Wendy Rae Fowler - Warped:Resurrection  (Ghost Rhythm Records) 

Wendy Rae Fowler – Warped:Resurrection  (Ghost Rhythm Records) 

Wendy Rae Fowler has spent three and half years battling to get the rights to this record back– it originally appeared as ‘Warped’ in April 2018 – but it’s not been time wasted.  Given the chance to drastically remould it and more closely align it with her own original vision, she has created something really special.

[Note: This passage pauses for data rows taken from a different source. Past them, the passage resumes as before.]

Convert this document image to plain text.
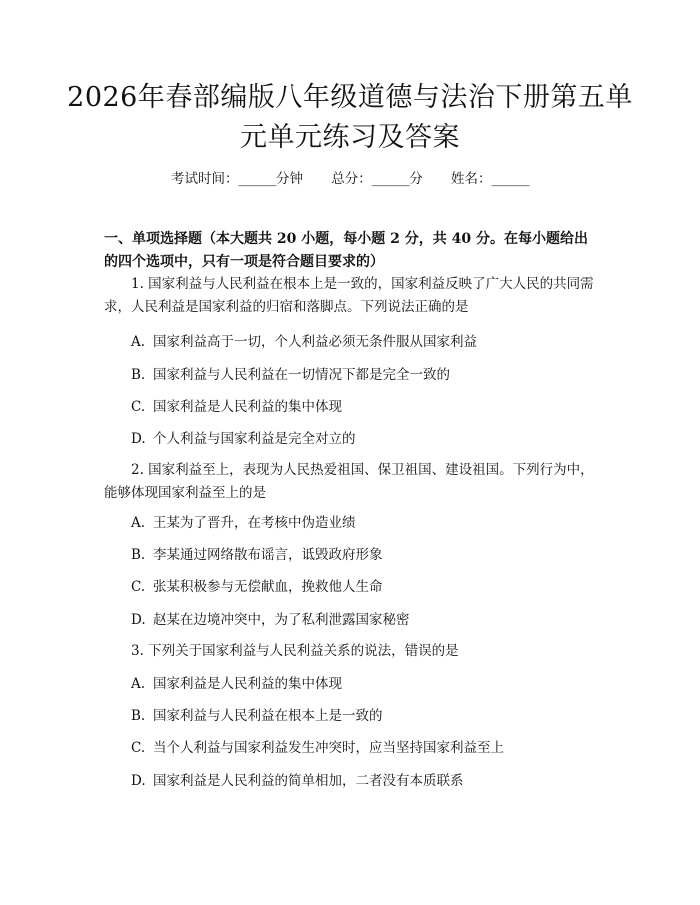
2026年春部编版八年级道德与法治下册第五单元单元练习及答案
考试时间：______分钟 总分：______分 姓名：______
一、单项选择题（本大题共 20 小题，每小题 2 分，共 40 分。在每小题给出的四个选项中，只有一项是符合题目要求的）
1. 国家利益与人民利益在根本上是一致的，国家利益反映了广大人民的共同需求，人民利益是国家利益的归宿和落脚点。下列说法正确的是
A. 国家利益高于一切，个人利益必须无条件服从国家利益
B. 国家利益与人民利益在一切情况下都是完全一致的
C. 国家利益是人民利益的集中体现
D. 个人利益与国家利益是完全对立的
2. 国家利益至上，表现为人民热爱祖国、保卫祖国、建设祖国。下列行为中，能够体现国家利益至上的是
A. 王某为了晋升，在考核中伪造业绩
B. 李某通过网络散布谣言，诋毁政府形象
C. 张某积极参与无偿献血，挽救他人生命
D. 赵某在边境冲突中，为了私利泄露国家秘密
3. 下列关于国家利益与人民利益关系的说法，错误的是
A. 国家利益是人民利益的集中体现
B. 国家利益与人民利益在根本上是一致的
C. 当个人利益与国家利益发生冲突时，应当坚持国家利益至上
D. 国家利益是人民利益的简单相加，二者没有本质联系
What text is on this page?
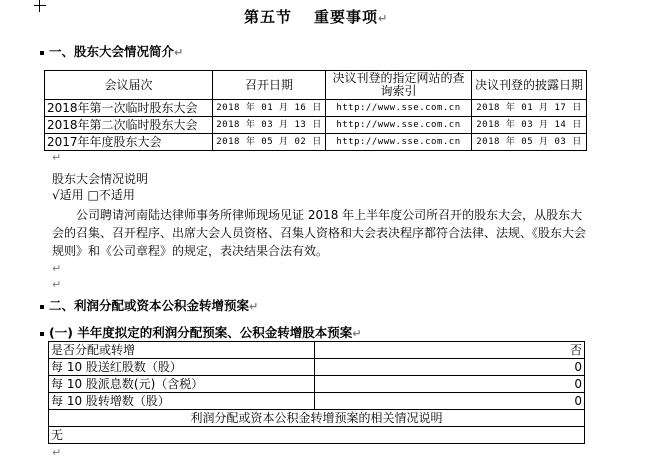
第五节 重要事项↵
一、股东大会情况简介↵
会议届次	召开日期	决议刊登的指定网站的查询索引	决议刊登的披露日期
2018年第一次临时股东大会	2018 年 01 月 16 日	http://www.sse.com.cn	2018 年 01 月 17 日
2018年第二次临时股东大会	2018 年 03 月 13 日	http://www.sse.com.cn	2018 年 03 月 14 日
2017年年度股东大会	2018 年 05 月 02 日	http://www.sse.com.cn	2018 年 05 月 03 日
↵
股东大会情况说明
√适用 □不适用
公司聘请河南陆达律师事务所律师现场见证 2018 年上半年度公司所召开的股东大会，从股东大会的召集、召开程序、出席大会人员资格、召集人资格和大会表决程序都符合法律、法规、《股东大会规则》和《公司章程》的规定，表决结果合法有效。
↵
↵
二、利润分配或资本公积金转增预案↵
(一) 半年度拟定的利润分配预案、公积金转增股本预案↵
是否分配或转增	否
每 10 股送红股数（股）	0
每 10 股派息数(元)（含税）	0
每 10 股转增数（股）	0
利润分配或资本公积金转增预案的相关情况说明	
无	
↵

Swampy, heady, woozy and with more than a touch of voodoo about it, ‘Warped:Resurrection’ is certainly a more dangerous, decadent sounding record than the singer-songwriter picture that the single name mistakenly summons up.  At times it plumbs the kind of sweaty Delta blues depths favoured by PJ Harvey, Gallon Drunk or The Dirty Three, but that’s only one side of the interlocking Rubik’s Cube of influences going  on here.

Red Dust’, for instance, marries up that vibe with a keen grasp of warped electronic touches to add an extra sheen to its marching beat and mangled, underwater vocal.  There’s also an echoey, spacey, frazzled electronic feel to her sublime version of The Stranglers’ ‘Golden Brown’, which pops up unexpectedly in the final two thirds of the album.  ‘Hollow’, that follows it,  plays a hyperactive throbbing sequencer off against shards of jagged guitars, all swaddled in swirling dreampop of the Cocteaus/Siouxsie vintage.

Siouxsie is a neat reference for Fowler’s vocal stylings, although while she does get into the full Banshee wail at times, she’s capable of operating just as effectively at the more fragile, low end of the spectrum.   Other highlights include the strident ‘Run’, with its searing brass and almost Adam Ant style backing vocals, and ‘Plain Gold Ring’, with its vocal drenched in echoes and slowly, clanky rhythms.

The latter has arguably the most haunted and tortured atmosphere here, but all in all, the whole album has a strange and mysterious quality that’s quite a rarity these days.  Sophisticated gothic-tinged experimentalism, perhaps.  Whatever, it’s well worth a listen.